Polymyalgia Rheumatica (PMR) is a disease that usually affects older people. Patients complain of stiffness and pain around the shoulders and hips. The stiffness is more severe in the morning. Research in Rheumatoid Arthritis (RA), which is also much worse in the mornings, has shown that IL-6 (a chemical messenger) peaks in the morning with very low levels in the evening. This may explain why stiffness is most severe in the morning. The investigators have recently shown that timed release tablet (TRT) prednisone reduced morning IL-6 levels close to normal in RA patients. In PMR, IL-6 levels are high. Given that both RA and PMR have the same variation of symptoms (worse in the morning); it's likely that PMR patients have the same variation in IL-6 levels. In a pilot study of 4 patients conducted within our department, IL-6 levels did, indeed, show a pattern similar to that found in RA patients, but the number of patients is small and the results need to be confirmed. PMR is treated with moderate doses of glucocorticoid for about 2 years. While generally abolishing symptoms, these doses are very likely to cause adverse effects such as high blood pressure, weight gain and diabetes. These side effects are much less frequent when lower doses are used but these are not sufficient to control PMR using traditional dosing regimes. Therefore, the investigators wish to investigate whether TRT prednisone in PMR will reduce IL-6 and morning symptoms similar to those in RA. The investigators think that it will do so, and will achieve symptomatic relief at a lower dose.

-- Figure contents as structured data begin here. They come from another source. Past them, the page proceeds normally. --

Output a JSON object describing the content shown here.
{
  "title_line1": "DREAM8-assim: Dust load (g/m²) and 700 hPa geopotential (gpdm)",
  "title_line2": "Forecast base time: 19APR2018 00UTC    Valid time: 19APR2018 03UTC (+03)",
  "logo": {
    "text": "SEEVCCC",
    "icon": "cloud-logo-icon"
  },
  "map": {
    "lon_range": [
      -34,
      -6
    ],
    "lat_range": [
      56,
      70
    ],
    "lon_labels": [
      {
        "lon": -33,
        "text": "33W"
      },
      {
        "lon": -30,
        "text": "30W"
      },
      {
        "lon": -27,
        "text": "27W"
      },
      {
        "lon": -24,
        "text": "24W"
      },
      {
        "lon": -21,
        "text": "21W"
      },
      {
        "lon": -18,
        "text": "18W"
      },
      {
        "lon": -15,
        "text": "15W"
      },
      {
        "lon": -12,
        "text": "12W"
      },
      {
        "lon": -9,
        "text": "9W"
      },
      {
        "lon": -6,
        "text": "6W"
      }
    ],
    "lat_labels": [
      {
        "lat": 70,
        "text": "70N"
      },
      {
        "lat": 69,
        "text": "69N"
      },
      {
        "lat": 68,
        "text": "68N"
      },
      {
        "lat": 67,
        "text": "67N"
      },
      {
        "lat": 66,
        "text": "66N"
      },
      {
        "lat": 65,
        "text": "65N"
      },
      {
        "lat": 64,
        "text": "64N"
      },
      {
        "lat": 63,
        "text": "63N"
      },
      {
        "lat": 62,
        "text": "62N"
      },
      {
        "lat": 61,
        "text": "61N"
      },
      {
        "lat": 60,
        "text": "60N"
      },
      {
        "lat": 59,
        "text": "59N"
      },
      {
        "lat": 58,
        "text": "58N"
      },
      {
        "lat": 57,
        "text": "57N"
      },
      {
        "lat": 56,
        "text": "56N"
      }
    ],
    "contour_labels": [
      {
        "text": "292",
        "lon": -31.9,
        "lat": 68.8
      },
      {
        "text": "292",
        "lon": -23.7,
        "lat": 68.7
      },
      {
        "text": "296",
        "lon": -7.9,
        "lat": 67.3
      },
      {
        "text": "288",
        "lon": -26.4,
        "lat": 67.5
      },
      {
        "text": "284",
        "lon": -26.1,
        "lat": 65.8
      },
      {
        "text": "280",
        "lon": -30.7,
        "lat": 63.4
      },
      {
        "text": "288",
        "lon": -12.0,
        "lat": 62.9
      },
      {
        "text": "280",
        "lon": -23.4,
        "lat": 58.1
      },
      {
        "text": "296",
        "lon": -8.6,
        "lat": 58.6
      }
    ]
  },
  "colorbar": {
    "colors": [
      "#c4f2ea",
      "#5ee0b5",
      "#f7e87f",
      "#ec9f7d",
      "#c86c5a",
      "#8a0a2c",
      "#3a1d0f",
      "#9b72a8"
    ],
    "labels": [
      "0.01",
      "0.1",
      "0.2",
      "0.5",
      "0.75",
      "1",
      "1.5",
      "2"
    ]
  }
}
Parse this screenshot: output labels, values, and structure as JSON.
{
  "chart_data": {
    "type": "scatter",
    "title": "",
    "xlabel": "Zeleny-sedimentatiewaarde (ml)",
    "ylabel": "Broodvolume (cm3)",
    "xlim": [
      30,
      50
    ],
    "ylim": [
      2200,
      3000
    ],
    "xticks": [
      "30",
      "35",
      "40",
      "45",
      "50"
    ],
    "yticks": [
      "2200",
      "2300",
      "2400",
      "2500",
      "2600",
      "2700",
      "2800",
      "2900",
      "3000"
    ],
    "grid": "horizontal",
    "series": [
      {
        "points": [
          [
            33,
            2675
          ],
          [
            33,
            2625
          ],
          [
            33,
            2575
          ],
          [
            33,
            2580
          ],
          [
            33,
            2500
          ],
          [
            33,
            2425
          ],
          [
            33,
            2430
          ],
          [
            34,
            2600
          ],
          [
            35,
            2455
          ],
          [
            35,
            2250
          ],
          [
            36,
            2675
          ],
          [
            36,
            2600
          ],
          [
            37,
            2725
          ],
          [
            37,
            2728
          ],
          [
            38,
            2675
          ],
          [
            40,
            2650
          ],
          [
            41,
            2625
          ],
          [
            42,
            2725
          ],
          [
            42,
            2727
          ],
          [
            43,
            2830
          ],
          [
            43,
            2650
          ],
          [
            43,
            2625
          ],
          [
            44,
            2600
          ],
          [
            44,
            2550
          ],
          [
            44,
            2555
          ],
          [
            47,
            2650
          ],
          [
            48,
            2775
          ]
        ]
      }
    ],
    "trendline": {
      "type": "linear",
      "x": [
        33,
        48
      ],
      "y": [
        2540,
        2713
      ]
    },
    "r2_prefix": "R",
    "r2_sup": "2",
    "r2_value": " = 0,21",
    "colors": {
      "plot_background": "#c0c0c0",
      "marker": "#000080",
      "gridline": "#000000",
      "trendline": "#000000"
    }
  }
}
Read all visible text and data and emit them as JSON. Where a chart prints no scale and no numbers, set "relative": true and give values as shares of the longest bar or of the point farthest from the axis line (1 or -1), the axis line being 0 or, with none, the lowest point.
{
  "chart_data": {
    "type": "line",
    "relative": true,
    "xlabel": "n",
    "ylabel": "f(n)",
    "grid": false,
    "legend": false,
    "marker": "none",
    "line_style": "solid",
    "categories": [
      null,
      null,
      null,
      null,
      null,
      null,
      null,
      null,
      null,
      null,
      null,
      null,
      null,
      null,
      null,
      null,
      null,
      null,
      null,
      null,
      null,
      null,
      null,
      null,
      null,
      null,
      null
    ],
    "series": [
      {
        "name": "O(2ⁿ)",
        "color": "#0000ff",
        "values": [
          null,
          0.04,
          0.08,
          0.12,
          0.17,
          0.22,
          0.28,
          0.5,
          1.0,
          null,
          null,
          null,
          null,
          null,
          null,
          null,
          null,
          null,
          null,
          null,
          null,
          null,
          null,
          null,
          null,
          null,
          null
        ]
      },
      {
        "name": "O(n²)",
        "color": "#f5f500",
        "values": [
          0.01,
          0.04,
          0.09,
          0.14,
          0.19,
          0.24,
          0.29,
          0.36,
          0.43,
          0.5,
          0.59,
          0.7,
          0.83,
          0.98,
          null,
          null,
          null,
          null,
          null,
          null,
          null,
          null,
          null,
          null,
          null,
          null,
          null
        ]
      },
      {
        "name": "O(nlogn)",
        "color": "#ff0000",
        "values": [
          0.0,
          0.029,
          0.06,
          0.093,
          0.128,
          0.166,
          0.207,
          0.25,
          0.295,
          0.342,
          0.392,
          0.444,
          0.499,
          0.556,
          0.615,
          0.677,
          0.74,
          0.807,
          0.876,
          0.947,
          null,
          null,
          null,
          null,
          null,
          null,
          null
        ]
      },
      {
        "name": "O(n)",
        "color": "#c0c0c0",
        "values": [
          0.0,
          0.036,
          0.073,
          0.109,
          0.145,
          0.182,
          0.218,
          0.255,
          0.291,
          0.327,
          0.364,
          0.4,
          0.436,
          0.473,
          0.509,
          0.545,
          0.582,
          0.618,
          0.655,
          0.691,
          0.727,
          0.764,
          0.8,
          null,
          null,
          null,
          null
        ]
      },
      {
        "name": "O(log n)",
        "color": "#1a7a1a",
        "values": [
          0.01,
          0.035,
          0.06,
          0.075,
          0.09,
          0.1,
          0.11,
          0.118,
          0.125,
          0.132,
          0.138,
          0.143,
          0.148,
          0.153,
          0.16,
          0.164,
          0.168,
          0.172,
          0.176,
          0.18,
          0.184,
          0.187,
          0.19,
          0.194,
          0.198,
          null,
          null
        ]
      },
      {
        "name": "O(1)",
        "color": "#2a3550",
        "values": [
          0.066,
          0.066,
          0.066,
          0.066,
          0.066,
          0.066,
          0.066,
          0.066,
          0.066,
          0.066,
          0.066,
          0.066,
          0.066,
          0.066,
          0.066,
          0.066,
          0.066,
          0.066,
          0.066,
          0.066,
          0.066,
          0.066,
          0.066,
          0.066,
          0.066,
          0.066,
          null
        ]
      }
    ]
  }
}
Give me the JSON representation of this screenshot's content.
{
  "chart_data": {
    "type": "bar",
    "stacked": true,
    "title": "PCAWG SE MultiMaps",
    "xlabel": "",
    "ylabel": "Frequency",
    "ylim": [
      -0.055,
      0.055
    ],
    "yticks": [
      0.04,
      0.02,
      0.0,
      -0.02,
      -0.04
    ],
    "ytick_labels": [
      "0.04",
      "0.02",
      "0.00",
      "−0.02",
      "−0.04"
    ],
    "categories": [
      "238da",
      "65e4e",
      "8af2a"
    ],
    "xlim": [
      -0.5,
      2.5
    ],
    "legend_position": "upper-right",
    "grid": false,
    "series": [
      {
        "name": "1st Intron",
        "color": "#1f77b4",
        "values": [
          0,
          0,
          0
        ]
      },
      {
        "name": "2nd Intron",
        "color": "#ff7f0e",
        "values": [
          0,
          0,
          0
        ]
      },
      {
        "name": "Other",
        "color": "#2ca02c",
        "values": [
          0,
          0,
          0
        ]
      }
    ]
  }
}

If this is the case, then treating patients with lower doses may mean reduced risk of glucocorticoid induced side effects in the future. Patients will be recruited through the outpatient clinics at the University Hospitals Bristol, NHS Foundation Trust, Rheumatology Centre. Each patient will give fully informed consent after being given details of the study and a patient information sheet. The research doctor will take the consent 2-5 days after this information has been provided and with the presence of a witness. The study will consist of the collection and analysis of sequential blood samples over a 24 hour period on 2 occasions 2 weeks apart, taking TRT prednisone 7 mg / standard release prednisolone 7 mg for the intervening period. The investigators will aim to recruit 12 patients in each arm. A single blood sample will be taken when the patient comes for a routine review 2 weeks later.